Fyctia
Chapitre 41
Le petit cimetière de Menton grillait sous les rayons d’un soleil éclatant. Kalgar avait tenu à rendre un dernier hommage à cette femme qui avait fait de lui un homme. Très ému, il venait de raconter à Lilith tout ce qui s’était passé depuis sa mort. Marietta, à côté de lui, le tenait par la main.

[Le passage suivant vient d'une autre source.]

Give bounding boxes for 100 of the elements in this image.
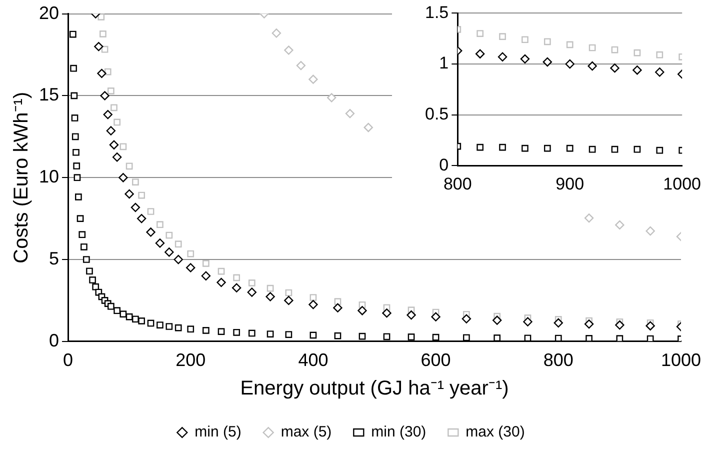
point — [201, 271, 211, 280]
point — [406, 310, 416, 320]
point — [166, 323, 173, 330]
point — [78, 231, 86, 238]
point — [308, 74, 318, 84]
y-tick-label: 5 — [49, 248, 60, 268]
point — [146, 228, 156, 237]
y-axis-title: Costs (Euro kWh⁻¹) — [10, 92, 33, 264]
point — [655, 68, 664, 77]
point — [296, 60, 306, 70]
x-tick-label: 800 — [543, 350, 574, 370]
point — [382, 308, 392, 318]
y-tick-label: 0.5 — [424, 104, 449, 124]
point — [106, 126, 116, 136]
point — [586, 335, 592, 342]
point — [494, 334, 501, 342]
point — [248, 330, 256, 337]
x-tick-label: 800 — [443, 174, 472, 194]
point — [103, 110, 112, 120]
point — [70, 64, 77, 72]
point — [523, 317, 532, 326]
point — [310, 332, 317, 339]
point — [138, 192, 146, 199]
y-tick-label: 15 — [38, 84, 60, 105]
point — [272, 28, 282, 38]
point — [108, 88, 114, 94]
point — [130, 202, 140, 212]
point — [136, 214, 146, 224]
point — [285, 331, 292, 338]
point — [132, 316, 139, 323]
y-tick-label: 1 — [439, 54, 449, 73]
point — [187, 326, 194, 333]
point — [100, 30, 106, 38]
point — [615, 220, 624, 230]
point — [247, 288, 257, 297]
point — [69, 30, 76, 38]
point — [218, 268, 225, 275]
point — [554, 318, 563, 328]
point — [308, 300, 318, 310]
point — [475, 49, 485, 58]
legend-label: min (30) — [371, 424, 426, 441]
point — [285, 289, 292, 296]
point — [615, 320, 624, 330]
point — [334, 298, 342, 306]
point — [174, 254, 183, 264]
point — [109, 140, 119, 150]
point — [656, 146, 664, 154]
point — [147, 320, 154, 327]
point — [431, 312, 440, 322]
point — [266, 292, 275, 302]
y-tick-label: 0 — [49, 330, 60, 350]
point — [476, 30, 484, 37]
point — [358, 332, 366, 340]
point — [408, 334, 415, 340]
x-tick-label: 900 — [556, 174, 584, 194]
point — [565, 59, 574, 69]
point — [232, 283, 242, 292]
point — [74, 174, 81, 182]
point — [266, 330, 274, 338]
point — [364, 122, 373, 132]
point — [326, 93, 336, 102]
point — [82, 256, 90, 263]
point — [100, 91, 110, 100]
point — [646, 226, 655, 236]
point — [120, 310, 127, 318]
point — [216, 278, 226, 288]
point — [72, 148, 80, 156]
point — [284, 296, 294, 306]
point — [104, 68, 112, 76]
point — [584, 213, 594, 223]
point — [498, 52, 508, 62]
point — [126, 313, 133, 320]
point — [94, 42, 104, 52]
point — [86, 268, 93, 275]
legend-label: max (30) — [466, 424, 525, 441]
point — [112, 152, 122, 162]
point — [186, 263, 196, 272]
point — [566, 144, 574, 152]
x-tick-label: 0 — [63, 350, 74, 370]
point — [611, 146, 618, 153]
x-tick-label: 400 — [298, 350, 328, 370]
point — [120, 143, 127, 150]
x-axis-title: Energy output (GJ ha⁻¹ year⁻¹) — [240, 378, 509, 400]
point — [358, 306, 367, 316]
point — [634, 146, 641, 153]
point — [333, 303, 342, 312]
point — [611, 46, 618, 54]
point — [588, 44, 596, 52]
point — [610, 63, 620, 73]
point — [524, 334, 532, 342]
point — [522, 36, 528, 44]
point — [101, 46, 108, 53]
point — [164, 248, 174, 257]
point — [126, 162, 133, 170]
point — [554, 334, 562, 342]
point — [520, 54, 530, 64]
legend-label: min (5) — [194, 424, 242, 441]
point — [89, 276, 96, 284]
point — [110, 104, 118, 112]
point — [499, 144, 506, 151]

« Voilà Lilith, conclut-il, drôle d’aventure ! Il y a plein de trucs que je ne comprends pas et Charlène refuse de me les expliquer. Elle dit qu’il y a des choses qui doivent rester à jamais secrètes. Marietta et moi on se sent comme des idiots devant cette fille qui en quinze jours en a plus appris sur toi que nous en une vie ! Elle m’a dit pour Sévérine ! Une fille ! Comment as-tu pu me mentir avec autant d’aplomb ? Pourquoi ce mensonge ? Pourquoi cet échange de bébé ? C’est à devenir dingue ! Mais bon j’accepte de te faire confiance, parce que Charlène me l’a demandé. Mais c’est difficile !
Elle et Éric sont bien comme tu me les avais décrits. Ils sont beaux, intelligents, décidés. Charlène est une peste ! Mais en quelques jours, elle en a fait plus que nous en une vie ! Elle est courageuse, audacieuse, généreuse… Et presque plus belle que toi !

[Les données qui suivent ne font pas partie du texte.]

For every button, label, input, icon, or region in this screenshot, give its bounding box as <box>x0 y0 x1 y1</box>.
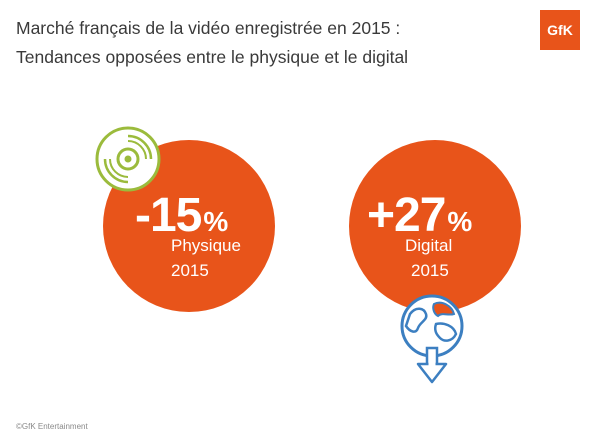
physique-label: Physique <box>171 236 241 255</box>
physique-percent: % <box>203 206 229 237</box>
title-line-1: Marché français de la vidéo enregistrée … <box>16 18 401 38</box>
digital-percent: % <box>447 206 473 237</box>
copyright-footer: ©GfK Entertainment <box>16 422 88 431</box>
title-line-2: Tendances opposées entre le physique et … <box>16 47 409 67</box>
digital-year: 2015 <box>411 261 449 280</box>
digital-label: Digital <box>405 236 453 255</box>
digital-number: +27 <box>367 189 446 242</box>
physique-number: -15 <box>135 189 202 242</box>
gfk-logo: GfK <box>540 10 580 50</box>
disc-icon <box>95 126 161 192</box>
physique-year: 2015 <box>171 261 209 280</box>
title-block: Marché français de la vidéo enregistrée … <box>16 14 408 72</box>
digital-circle: +27% Digital 2015 <box>349 140 521 312</box>
physique-circle: -15% Physique 2015 <box>103 140 275 312</box>
physique-value: -15% <box>135 188 228 243</box>
gfk-logo-text: GfK <box>547 22 573 38</box>
globe-download-icon <box>400 294 464 384</box>
digital-value: +27% <box>367 188 472 243</box>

On a compris avec Marietta que c’était elle qu’on voulait suivre. Elle a un charisme, une énergie, et une gentillesse que même son sale caractère n’arrive pas à faire oublier. Alors, voilà, Charlène, c’est elle la chef maintenant, et on va rester à ses côtés, ici, à Menton. Finis les complots, les voyages, les révolutions.
C’est la première mauvaise nouvelle.
La deuxième, c’est qu’elle t’a assassinée.

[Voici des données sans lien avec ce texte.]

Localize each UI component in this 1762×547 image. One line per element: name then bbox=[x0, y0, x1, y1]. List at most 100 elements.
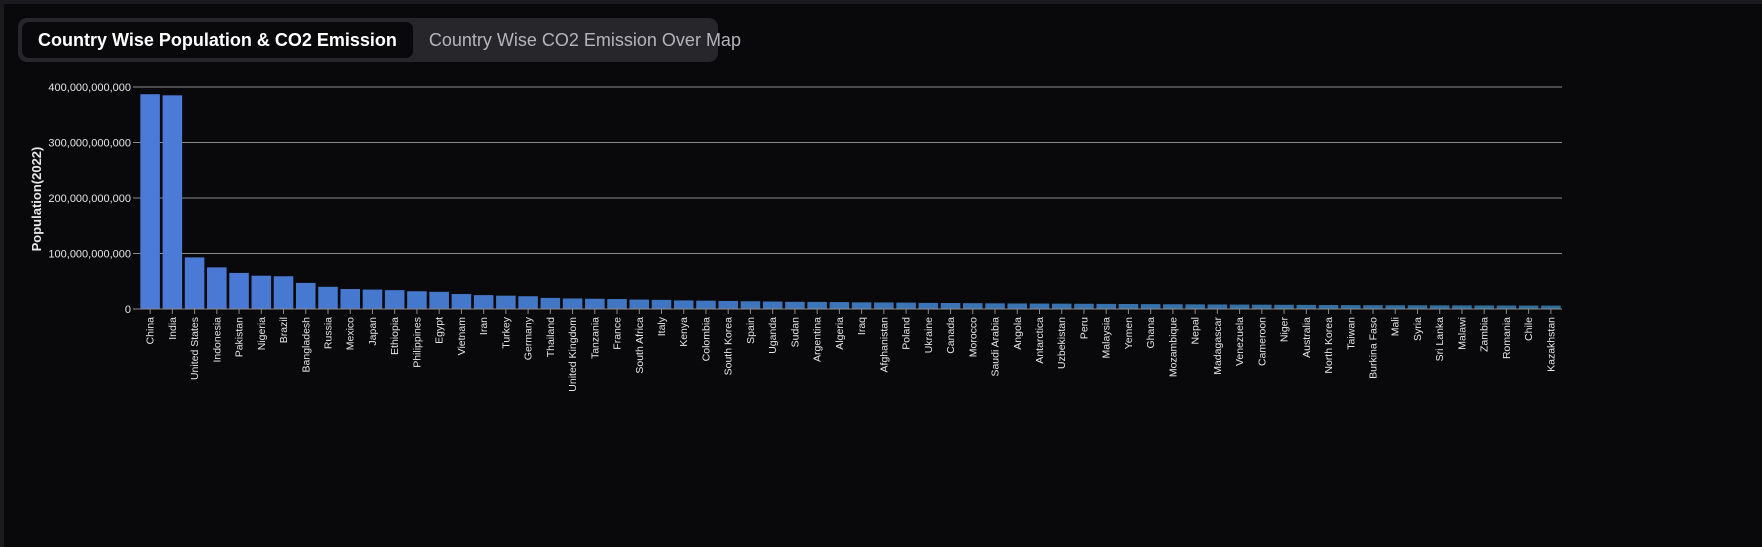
bar[interactable] bbox=[629, 299, 650, 309]
bar[interactable] bbox=[1074, 303, 1094, 309]
bar[interactable] bbox=[340, 289, 361, 309]
bar[interactable] bbox=[1118, 304, 1139, 309]
bar[interactable] bbox=[1385, 305, 1406, 309]
bar[interactable] bbox=[585, 298, 605, 309]
x-tick-label: Antarctica bbox=[1034, 317, 1046, 364]
x-tick-label: Saudi Arabia bbox=[990, 317, 1002, 377]
bar[interactable] bbox=[1007, 303, 1028, 309]
bar[interactable] bbox=[851, 302, 872, 309]
bar[interactable] bbox=[473, 295, 494, 309]
x-tick-label: United Kingdom bbox=[567, 317, 579, 392]
x-tick-label: Ethiopia bbox=[389, 317, 401, 355]
bar[interactable] bbox=[896, 302, 916, 309]
bar[interactable] bbox=[1340, 305, 1361, 309]
x-tick-label: Burkina Faso bbox=[1368, 317, 1380, 379]
bar[interactable] bbox=[673, 300, 694, 309]
x-tick-label: Venezuela bbox=[1234, 317, 1246, 366]
bar[interactable] bbox=[540, 297, 561, 309]
bar[interactable] bbox=[1407, 305, 1428, 309]
x-tick-label: Vietnam bbox=[456, 317, 468, 356]
x-tick-label: Australia bbox=[1301, 317, 1313, 358]
x-tick-label: Kenya bbox=[678, 317, 690, 347]
x-tick-label: Nigeria bbox=[256, 317, 268, 350]
bar[interactable] bbox=[1318, 305, 1339, 309]
y-tick-label: 200,000,000,000 bbox=[48, 193, 131, 205]
bar[interactable] bbox=[562, 298, 583, 309]
bar[interactable] bbox=[1363, 305, 1383, 309]
x-tick-label: Sudan bbox=[789, 317, 801, 348]
x-tick-label: Ukraine bbox=[923, 317, 935, 353]
x-tick-label: Poland bbox=[901, 317, 913, 350]
bar[interactable] bbox=[918, 302, 939, 309]
bar[interactable] bbox=[762, 301, 783, 309]
bar[interactable] bbox=[607, 299, 627, 309]
bar[interactable] bbox=[1541, 305, 1561, 309]
x-tick-label: Madagascar bbox=[1212, 316, 1224, 374]
bar[interactable] bbox=[518, 296, 538, 309]
bar[interactable] bbox=[874, 302, 894, 309]
x-axis-ticks: China India United States Indonesia Pakistan… bbox=[139, 308, 1562, 392]
x-tick-label: Brazil bbox=[278, 317, 290, 343]
x-tick-label: Nepal bbox=[1190, 317, 1202, 344]
bar[interactable] bbox=[1029, 303, 1050, 309]
bar[interactable] bbox=[1051, 303, 1072, 309]
bar[interactable] bbox=[1274, 304, 1294, 309]
x-tick-label: Kazakhstan bbox=[1545, 317, 1557, 372]
bar[interactable] bbox=[451, 294, 472, 309]
x-tick-label: South Africa bbox=[634, 317, 646, 374]
bar[interactable] bbox=[785, 301, 805, 309]
bar[interactable] bbox=[1096, 303, 1116, 309]
bar[interactable] bbox=[718, 300, 738, 309]
bar[interactable] bbox=[496, 295, 516, 309]
bar[interactable] bbox=[1496, 305, 1517, 309]
x-tick-label: Sri Lanka bbox=[1434, 317, 1446, 362]
y-axis-label: Population(2022) bbox=[29, 147, 44, 252]
x-tick-label: Chile bbox=[1523, 317, 1535, 341]
tab-co2-map[interactable]: Country Wise CO2 Emission Over Map bbox=[428, 29, 741, 50]
bar[interactable] bbox=[1296, 304, 1317, 309]
bar[interactable] bbox=[162, 95, 183, 309]
bar[interactable] bbox=[384, 290, 405, 309]
y-tick-label: 0 bbox=[125, 304, 131, 316]
x-tick-label: Colombia bbox=[700, 317, 712, 362]
bar[interactable] bbox=[1229, 304, 1250, 309]
bar[interactable] bbox=[1518, 305, 1539, 309]
bar[interactable] bbox=[429, 291, 449, 309]
bar[interactable] bbox=[940, 303, 961, 309]
bar[interactable] bbox=[963, 303, 983, 309]
bar[interactable] bbox=[829, 302, 850, 309]
x-tick-label: Spain bbox=[745, 317, 757, 344]
bar[interactable] bbox=[295, 282, 316, 309]
bar[interactable] bbox=[184, 257, 205, 309]
x-tick-label: Pakistan bbox=[234, 317, 246, 357]
bar[interactable] bbox=[1185, 304, 1205, 309]
x-tick-label: Morocco bbox=[967, 317, 979, 357]
bar[interactable] bbox=[1252, 304, 1272, 309]
bar[interactable] bbox=[207, 267, 227, 309]
x-tick-label: Ghana bbox=[1145, 317, 1157, 349]
bar[interactable] bbox=[318, 286, 338, 309]
bar[interactable] bbox=[651, 299, 672, 309]
tab-population-co2[interactable]: Country Wise Population & CO2 Emission bbox=[22, 22, 413, 58]
bar[interactable] bbox=[251, 275, 272, 309]
bar[interactable] bbox=[1163, 304, 1183, 309]
bar[interactable] bbox=[807, 301, 827, 309]
bar[interactable] bbox=[1207, 304, 1228, 309]
bar[interactable] bbox=[1140, 304, 1161, 309]
x-tick-label: United States bbox=[189, 317, 201, 380]
bar[interactable] bbox=[985, 303, 1005, 309]
bar[interactable] bbox=[140, 94, 160, 309]
bar[interactable] bbox=[1474, 305, 1494, 309]
bar[interactable] bbox=[696, 300, 716, 309]
x-tick-label: Tanzania bbox=[589, 317, 601, 359]
bar[interactable] bbox=[273, 276, 294, 309]
bar[interactable] bbox=[362, 289, 383, 309]
bar[interactable] bbox=[740, 301, 761, 309]
x-tick-label: Italy bbox=[656, 316, 668, 336]
x-tick-label: Iraq bbox=[856, 317, 868, 335]
bar[interactable] bbox=[1429, 305, 1450, 309]
bar[interactable] bbox=[407, 291, 427, 309]
bar[interactable] bbox=[229, 272, 249, 309]
bar[interactable] bbox=[1452, 305, 1472, 309]
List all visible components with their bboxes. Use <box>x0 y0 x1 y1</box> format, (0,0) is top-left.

J’ai essayé de la convaincre de prendre la tête du combat, mais elle préfère retourner à sa petite vie tranquille… Elle dit que toutes ces histoires de gens qui veulent sauver le monde, ça ne sert à rien. Tu protèges une poignée de pouilleux dans un coin et alors ? Il y en a toujours autant ailleurs ! Pire, en leur permettant de survivre, tu accrois le nombre de ceux qui deviendront des voleurs, des maquereaux… Tu réduis la misère aujourd’hui, mais tu augmentes celle de demain !
Si tu regardes tout ce qu’on a fait depuis des décennies, tu dois convenir qu’elle n’a pas entièrement tort. On n’a rien changé… Les vaccins distribués pour protéger des gamins de la tuberculose ? Vingt ans après, eux et leurs enfants meurent de faim… Tu empêches la construction d’une centrale nucléaire ? Tu te retrouves avec dix centrales thermiques qui crachent de la fumée noire… Tu abats une dictature, une autre se met en place ! On sauve l’instant, mais on ne bâtit pas de futur ! Il nous a fallu des années pour nous en apercevoir, cette fille, elle, elle a tout compris. La lutte, ça nous permet de ne pas nous sentir coupables d’être du bon côté de la misère. En fait, on ne sert à rien… On est comme Paul avec son Whales Watcher, on essaye de faire croire qu’on est utile alors que nous ne sommes que du vent, du bruit, un mur de sable devant la marée toujours montante de la misère, de l’oppression, de la corruption. Les problèmes, elle m’a dit, y en a deux, pas plus… Et ils sont insolubles, car leurs racines plongent dans les fondements de la nature humaine : la cupidité qui pousse les uns à profiter des autres et la prolifération qui fait que l’homme se reproduit à n’en plus finir et détruit tout, partout.
Elle est déprimante…
Mais a-t-on encore besoin d’une Smythie Bangalore ? Cinq pays ont adopté les mêmes lois que le Siamok, les multinationales du vêtement sont à genoux, … plus personne n’osera jamais faire travailler des enfants! Trois révolutions menées par des danseuses endiablées se sont produites, ces filles ont pris le pouvoir en douceur… et elles le gardent ! Des révolutions organisées par des femmes ! Des gouvernements constitués de femmes ! Même dans tes rêves, tu n’aurais pas imaginé une chose pareille !
Il y a une grande différence entre Charlène et toi. Charlène a montré la voie aux peuples alors que tu as voulu être la voix du peuple.
Alors, voilà, tu es bel et bien morte, et cette fille, c’est le plus beau cadeau que tu as fait à l’humanité, ta plus grande réussite.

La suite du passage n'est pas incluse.